老後まったく働かない生き方は現実的なのか?
まずは前提条件の1についてです。2065年の平均寿命は、男性が84.95歳、女性が91.35歳と予測(平成27年版高齢社会白書より)されていますから、寿命を90年で考えるのは妥当なラインといえます。これより早く寿命をまっとうすれば、仮にお金が残ったとしても、生活が困窮することもなく、よかったねということになります。ただし、今や65歳を過ぎてもほとんどの人はまだ元気な時代ですから、それから一生働かないというのは現実的でしょうか。これは私の個人的な考えですが、人から必要とされない、社会でお金を稼がない、経済活動から隔絶された隠居生活は、非常に物足りないと感じます。
それだけでなく、貯蓄が減る一方の生活は恐怖との戦いです。毎月毎月銀行残高が減っていくのを見ると、お金を使うのが恐ろしくなります。仮に1億円あったとしても、ケチケチ余生まっしぐらです。実際、そんな高齢者はたくさんいます。貯蓄額を多くするよりも、絶え間ない収入の流れを作るほうが、精神的にも余裕が生まれます。

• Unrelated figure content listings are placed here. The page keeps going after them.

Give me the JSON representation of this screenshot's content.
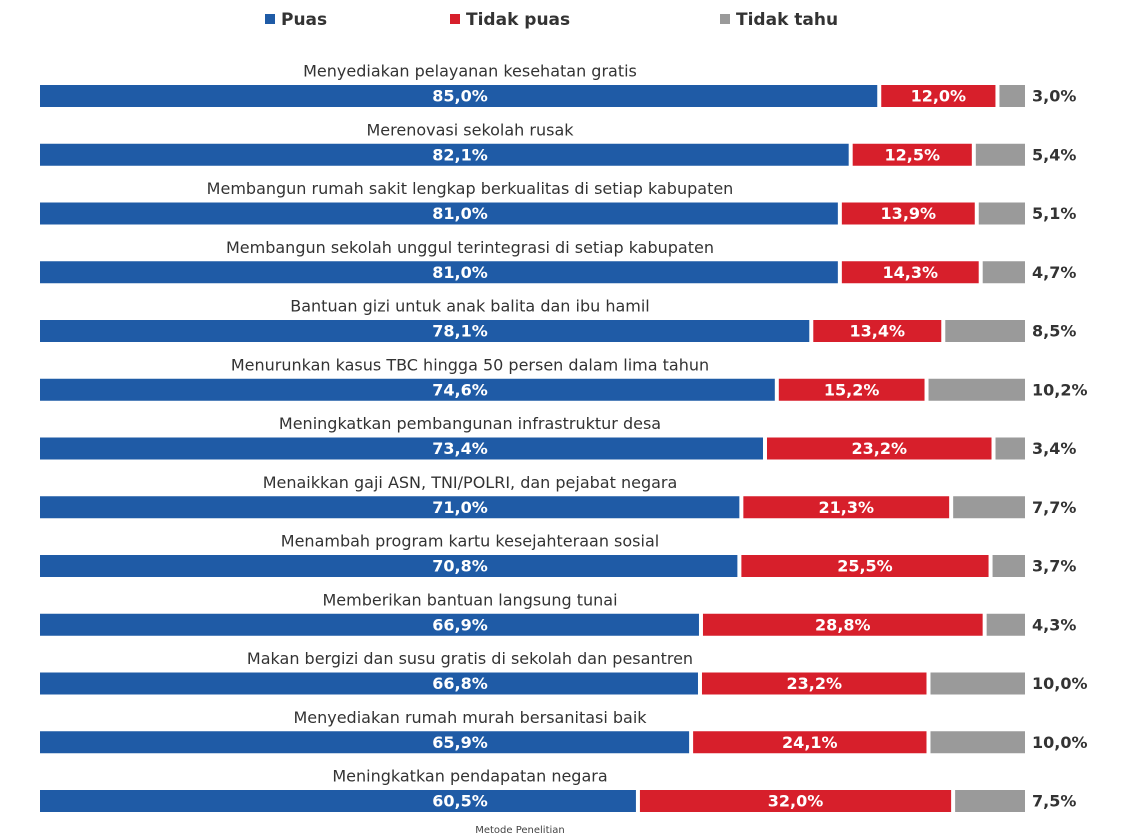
{
  "chart_data": {
    "type": "stacked-bar-horizontal",
    "categories": [
      "Menyediakan pelayanan kesehatan gratis",
      "Merenovasi sekolah rusak",
      "Membangun rumah sakit lengkap berkualitas di setiap kabupaten",
      "Membangun sekolah unggul terintegrasi di setiap kabupaten",
      "Bantuan gizi untuk anak balita dan ibu hamil",
      "Menurunkan kasus TBC hingga 50 persen dalam lima tahun",
      "Meningkatkan pembangunan infrastruktur desa",
      "Menaikkan gaji ASN, TNI/POLRI, dan pejabat negara",
      "Menambah program kartu kesejahteraan sosial",
      "Memberikan bantuan langsung tunai",
      "Makan bergizi dan susu gratis di sekolah dan pesantren",
      "Menyediakan rumah murah bersanitasi baik",
      "Meningkatkan pendapatan negara"
    ],
    "series": [
      {
        "name": "Puas",
        "color": "#1f5ba6",
        "values": [
          85.0,
          82.1,
          81.0,
          81.0,
          78.1,
          74.6,
          73.4,
          71.0,
          70.8,
          66.9,
          66.8,
          65.9,
          60.5
        ],
        "value_labels": [
          "85,0%",
          "82,1%",
          "81,0%",
          "81,0%",
          "78,1%",
          "74,6%",
          "73,4%",
          "71,0%",
          "70,8%",
          "66,9%",
          "66,8%",
          "65,9%",
          "60,5%"
        ]
      },
      {
        "name": "Tidak puas",
        "color": "#d71f2b",
        "values": [
          12.0,
          12.5,
          13.9,
          14.3,
          13.4,
          15.2,
          23.2,
          21.3,
          25.5,
          28.8,
          23.2,
          24.1,
          32.0
        ],
        "value_labels": [
          "12,0%",
          "12,5%",
          "13,9%",
          "14,3%",
          "13,4%",
          "15,2%",
          "23,2%",
          "21,3%",
          "25,5%",
          "28,8%",
          "23,2%",
          "24,1%",
          "32,0%"
        ]
      },
      {
        "name": "Tidak tahu",
        "color": "#9a9a9a",
        "values": [
          3.0,
          5.4,
          5.1,
          4.7,
          8.5,
          10.2,
          3.4,
          7.7,
          3.7,
          4.3,
          10.0,
          10.0,
          7.5
        ],
        "value_labels": [
          "3,0%",
          "5,4%",
          "5,1%",
          "4,7%",
          "8,5%",
          "10,2%",
          "3,4%",
          "7,7%",
          "3,7%",
          "4,3%",
          "10,0%",
          "10,0%",
          "7,5%"
        ]
      }
    ],
    "note": "Metode Penelitian"
  }
}
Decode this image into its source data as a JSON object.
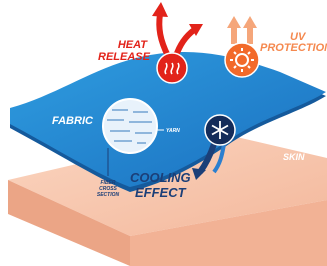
{
  "labels": {
    "heat_release": [
      "HEAT",
      "RELEASE"
    ],
    "uv_protection": [
      "UV",
      "PROTECTION"
    ],
    "fabric": "FABRIC",
    "yarn": "YARN",
    "fiber_cross_section": [
      "FIBER",
      "CROSS",
      "SECTION"
    ],
    "skin": "SKIN",
    "cooling_effect": [
      "COOLING",
      "EFFECT"
    ]
  }
}
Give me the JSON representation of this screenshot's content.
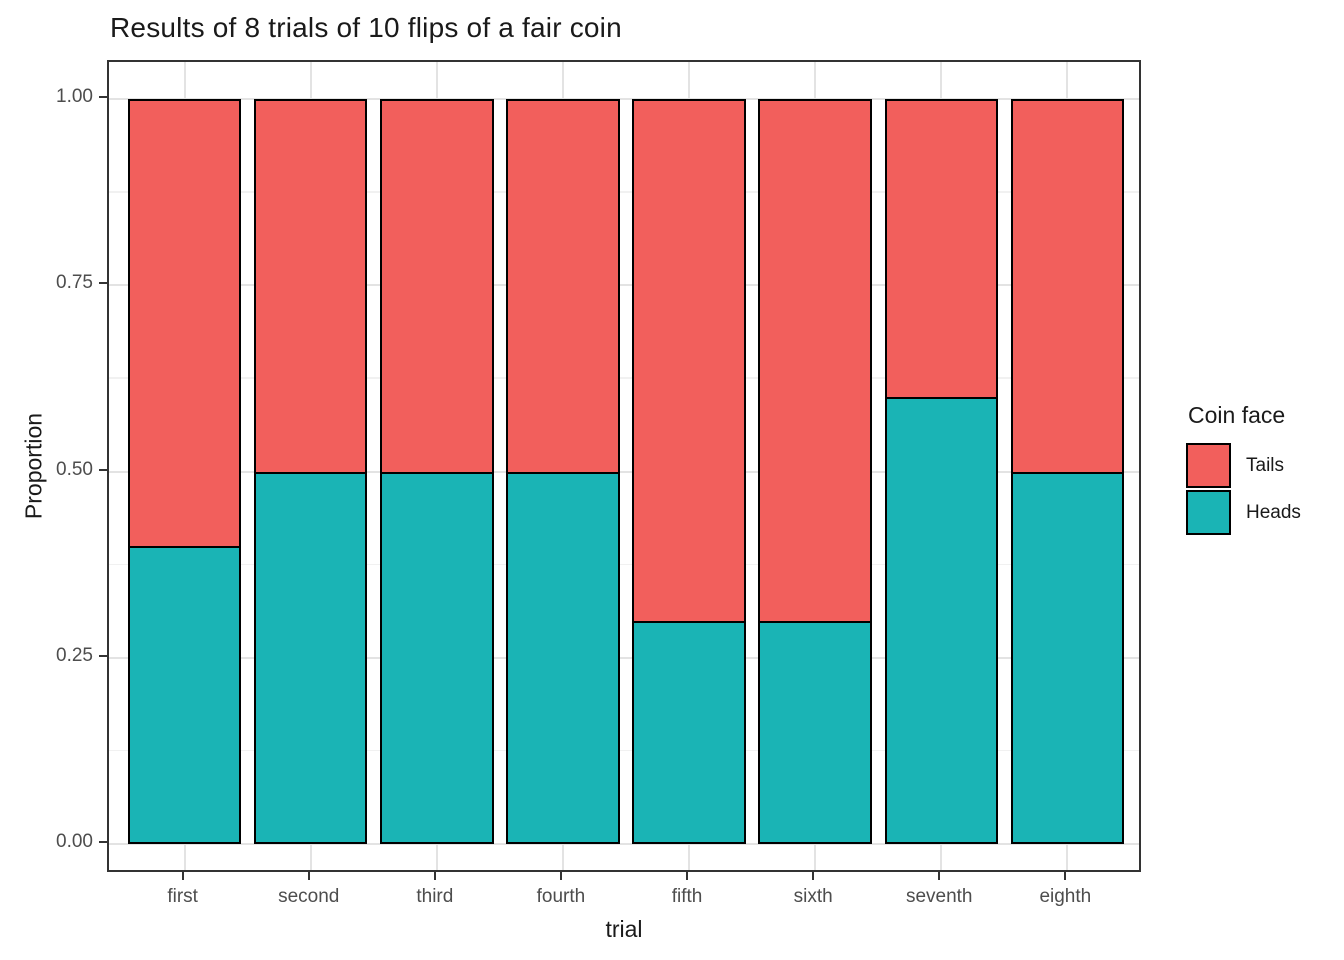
{
  "title": "Results of 8 trials of 10 flips of a fair coin",
  "chart_data": {
    "type": "bar",
    "stacked": true,
    "orientation": "vertical",
    "title": "Results of 8 trials of 10 flips of a fair coin",
    "xlabel": "trial",
    "ylabel": "Proportion",
    "categories": [
      "first",
      "second",
      "third",
      "fourth",
      "fifth",
      "sixth",
      "seventh",
      "eighth"
    ],
    "series": [
      {
        "name": "Tails",
        "color": "#F25F5C",
        "values": [
          0.6,
          0.5,
          0.5,
          0.5,
          0.7,
          0.7,
          0.4,
          0.5
        ]
      },
      {
        "name": "Heads",
        "color": "#1AB4B5",
        "values": [
          0.4,
          0.5,
          0.5,
          0.5,
          0.3,
          0.3,
          0.6,
          0.5
        ]
      }
    ],
    "ylim": [
      0,
      1
    ],
    "y_major_ticks": [
      0,
      0.25,
      0.5,
      0.75,
      1
    ],
    "y_tick_labels": [
      "0.00",
      "0.25",
      "0.50",
      "0.75",
      "1.00"
    ],
    "y_minor_ticks": [
      0.125,
      0.375,
      0.625,
      0.875
    ],
    "grid": "on",
    "legend_title": "Coin face",
    "legend_position": "right",
    "bar_outline_color": "#000000",
    "colors": {
      "grid_major": "#e3e3e3",
      "grid_minor": "#f1f1f1",
      "panel_border": "#333333",
      "axis_text": "#4d4d4d"
    }
  }
}
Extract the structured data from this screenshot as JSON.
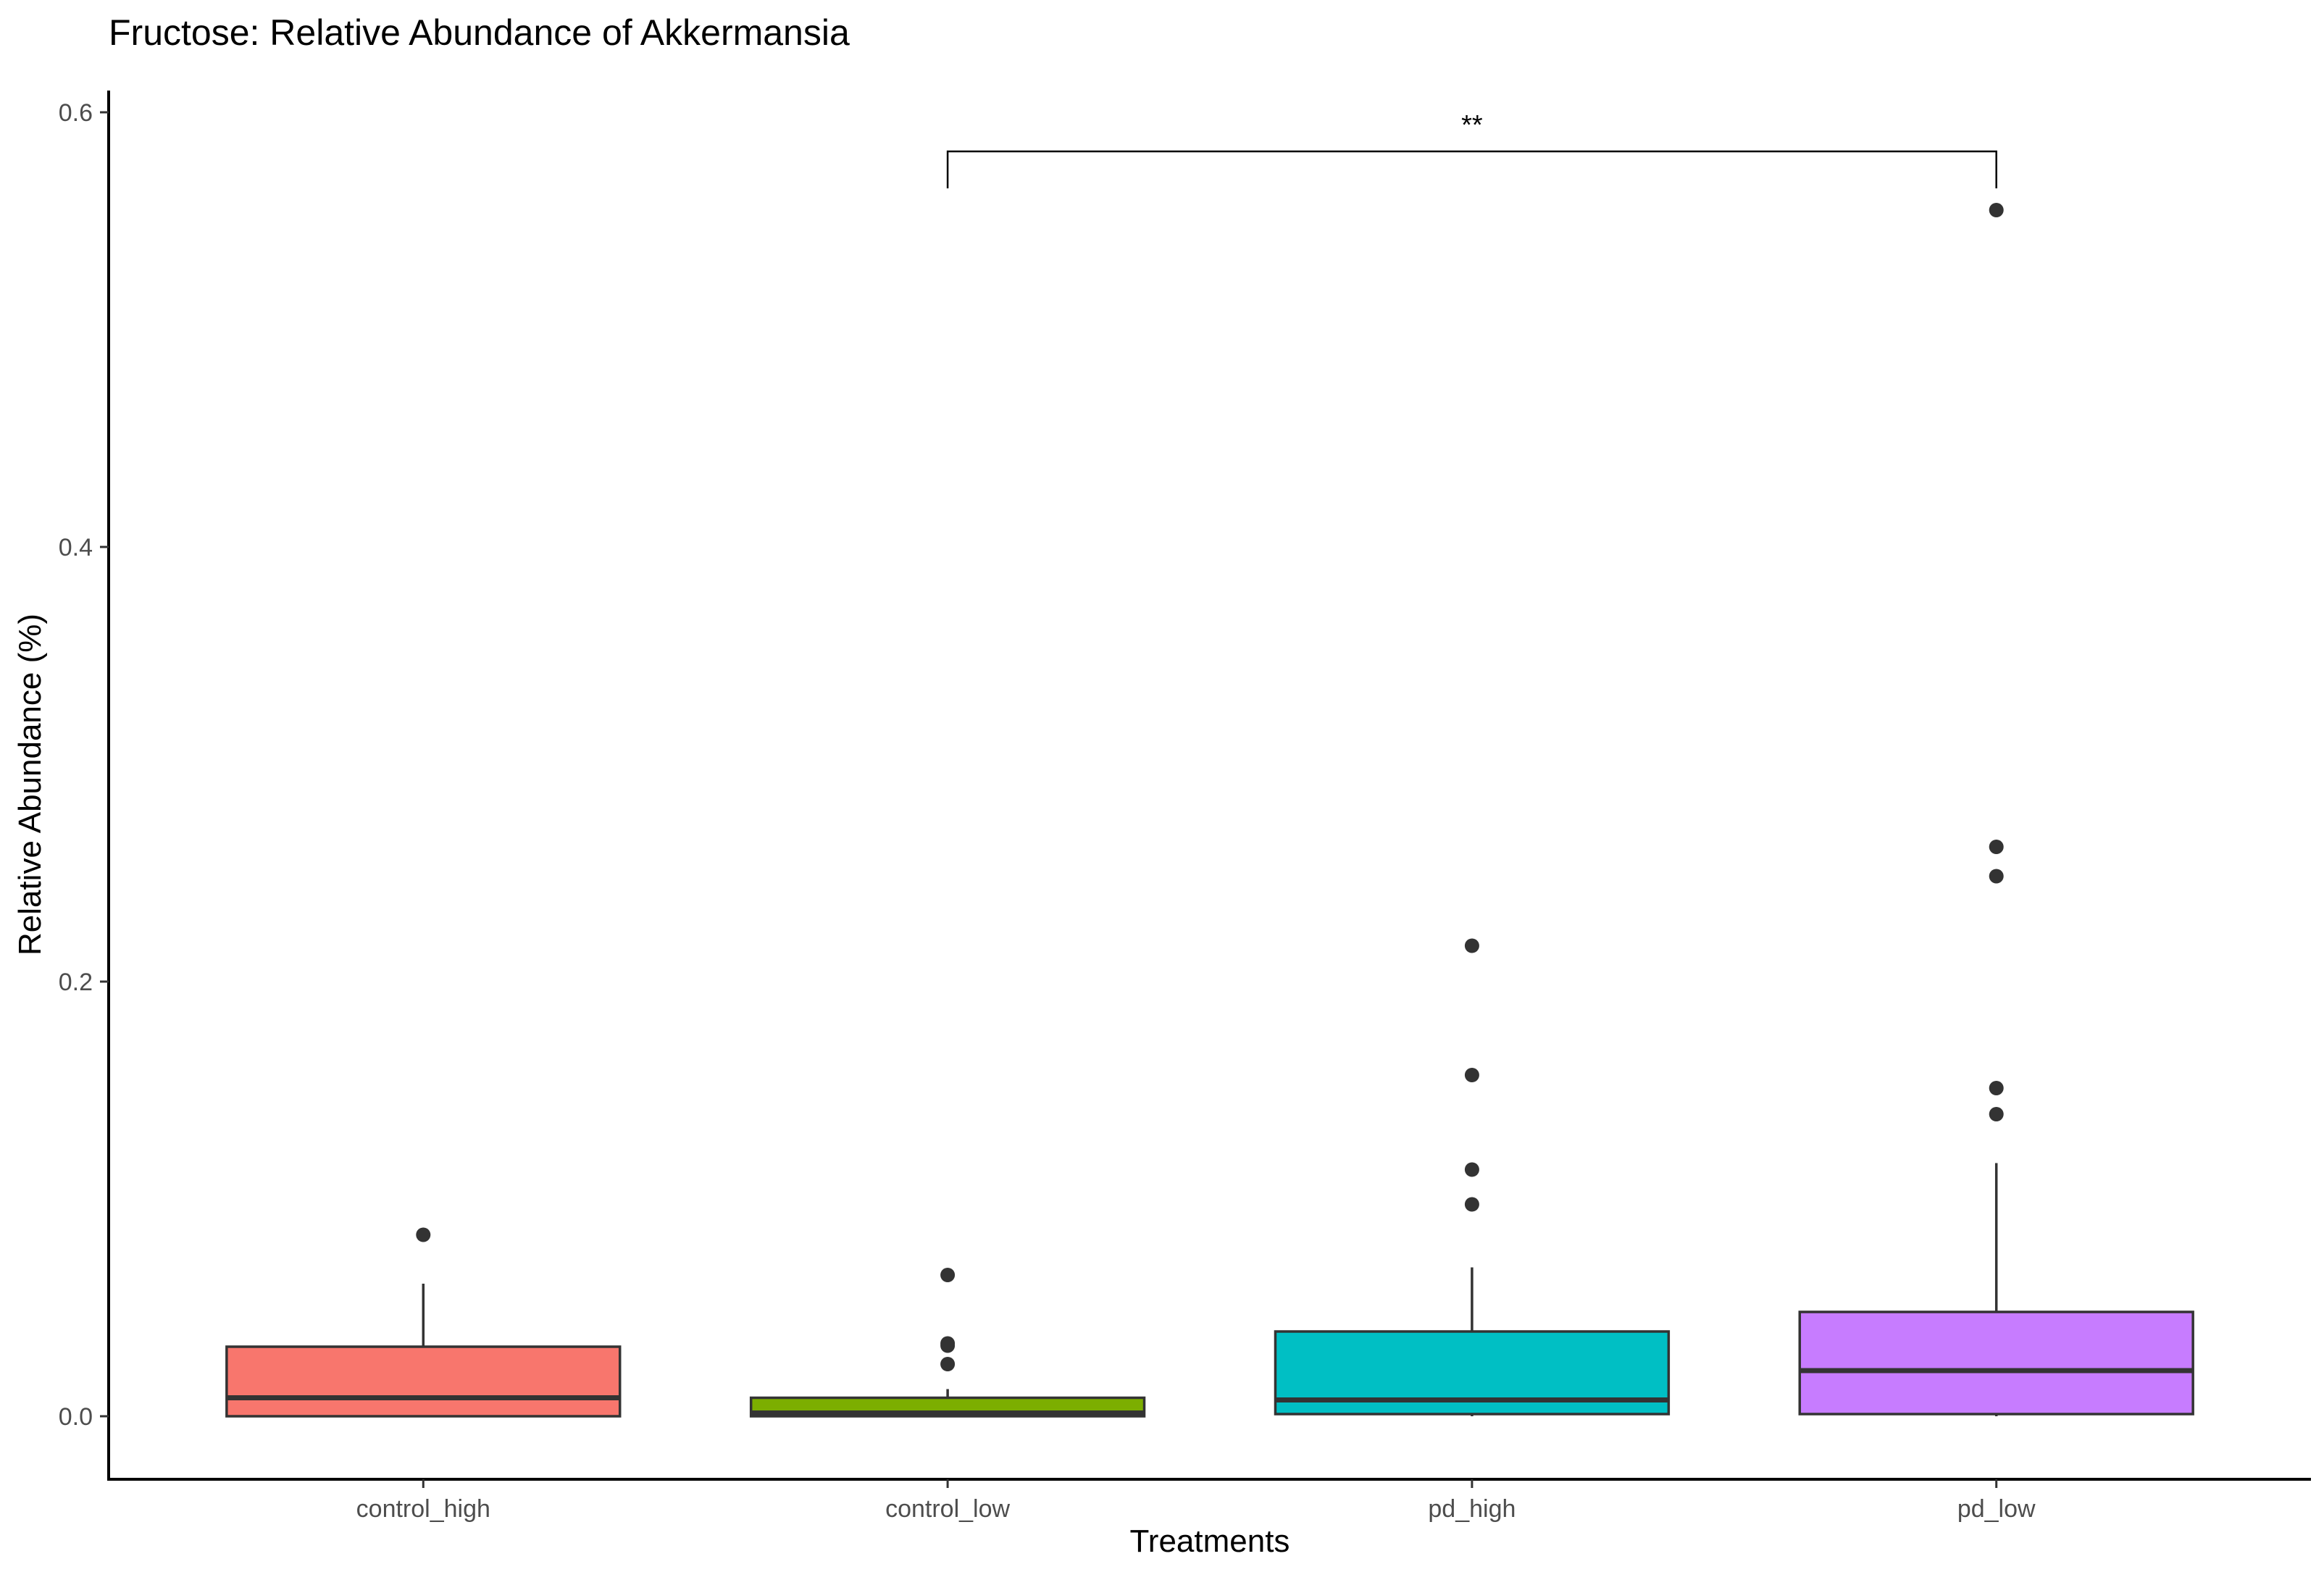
{
  "chart_data": {
    "type": "boxplot",
    "title": "Fructose: Relative Abundance of Akkermansia",
    "xlabel": "Treatments",
    "ylabel": "Relative Abundance (%)",
    "ylim": [
      -0.029,
      0.61
    ],
    "yticks": [
      0.0,
      0.2,
      0.4,
      0.6
    ],
    "ytick_labels": [
      "0.0",
      "0.2",
      "0.4",
      "0.6"
    ],
    "grid": false,
    "legend": "none",
    "categories": [
      "control_high",
      "control_low",
      "pd_high",
      "pd_low"
    ],
    "boxes": [
      {
        "category": "control_high",
        "color": "#F8766D",
        "whisker_low": 0.0,
        "q1": 0.0,
        "median": 0.0085,
        "q3": 0.032,
        "whisker_high": 0.061,
        "outliers": [
          0.0835
        ]
      },
      {
        "category": "control_low",
        "color": "#7CAE00",
        "whisker_low": 0.0,
        "q1": 0.0,
        "median": 0.0015,
        "q3": 0.0085,
        "whisker_high": 0.0125,
        "outliers": [
          0.065,
          0.0335,
          0.0325,
          0.024
        ]
      },
      {
        "category": "pd_high",
        "color": "#00BFC4",
        "whisker_low": 0.0,
        "q1": 0.001,
        "median": 0.0075,
        "q3": 0.039,
        "whisker_high": 0.0685,
        "outliers": [
          0.2165,
          0.157,
          0.1135,
          0.0975
        ]
      },
      {
        "category": "pd_low",
        "color": "#C77CFF",
        "whisker_low": 0.0,
        "q1": 0.001,
        "median": 0.021,
        "q3": 0.048,
        "whisker_high": 0.1165,
        "outliers": [
          0.555,
          0.262,
          0.2485,
          0.151,
          0.139
        ]
      }
    ],
    "significance": [
      {
        "from": "control_low",
        "to": "pd_low",
        "label": "**",
        "y": 0.582,
        "tip_y": 0.565
      }
    ]
  }
}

ちなみに、有名な徳島県の「葉っぱビジネス」を手がけるおばあちゃんたちの中には、90歳で年収1000万円という人がいるそうですし、仕事で病院に行くヒマもないとのことで、医療費も全国平均よりも低いという現実があります。このように、65歳を超えても働き、貯蓄を取り崩すだけの期間を短くすることで、1億の貯金なんて必要なくなりそうです。
毎月33万円の生活費がかかるか?
次に、前提条件の2について。夫婦で毎月33万円のコストが妥当なのかどうかです。持ち家であれば、おそらくその頃までにローンの返済も終わっており、かかるのは固定資産税と若干の修繕費くらいですから、かなり余裕はありそうです(マンションの場合は管理費・修繕積立金が別途かかりますが)。もちろん、旅行したり、外食したりなど、ある程度豊かな生活をしようと思えば、お金は際限なくかかりますが、普通の生活をする分には問題ないでしょう。
ただし、都市部で賃貸暮らしならば、家賃負担が大きいですから、これでもカツカツかもしれません。しかし、私たちが老後を迎える頃には、パソコン1台で仕事ができるなど、多様な働き方ができる時代になると思われます。あえて都市部で生活する必然性は高くなくなり、空き家が多い地方ならば、激安の家賃で暮らすことが可能です。
もっとも、1億円では足りない可能性もゼロではありません。というのも、もし今後急激なインフレが起こると、物価が上昇して現預金は実質的に目減りするからです。
生涯現役で今も老後も楽しむ
私個人としては、「何歳までにいくら貯めよう」という発想自体がナンセンスではないかと思っています。老後、老後というけれども、人生は65歳から始まるわけではありません。そもそも、老後というのは定年退職後ということであり、その年齢は、単に政府や企業が勝手に決めたルールに過ぎません。なぜ他人がつくった枠組みに、律儀に自分の人生を合わせる必要があるのか。むしろ逆で、自分の人生に合わせて、最適な会社や働き方を選ぶのが本筋ではないでしょうか。
そして、生涯現役だと考えれば、「老後の蓄え」という概念ごと消し去ることができます。もちろん、いつかは働けなくなるときがくるし、病気になることもある。それでも、貯蓄を取り崩しながら生計を立てる期間をなるべく短くすることで、不安を少なくすることができます。
そして、もっと今を充実させる。若いときからたくさんの経験をして、厚みのある成熟した人間になる。その延長線上に、生涯現役となるスキルが身につく、というのが私の理想です。
「今を戦えない者に、次とか来年とかを言う資格はない」ロベルト・バッジョ(元プロサッカーイタリア代表)。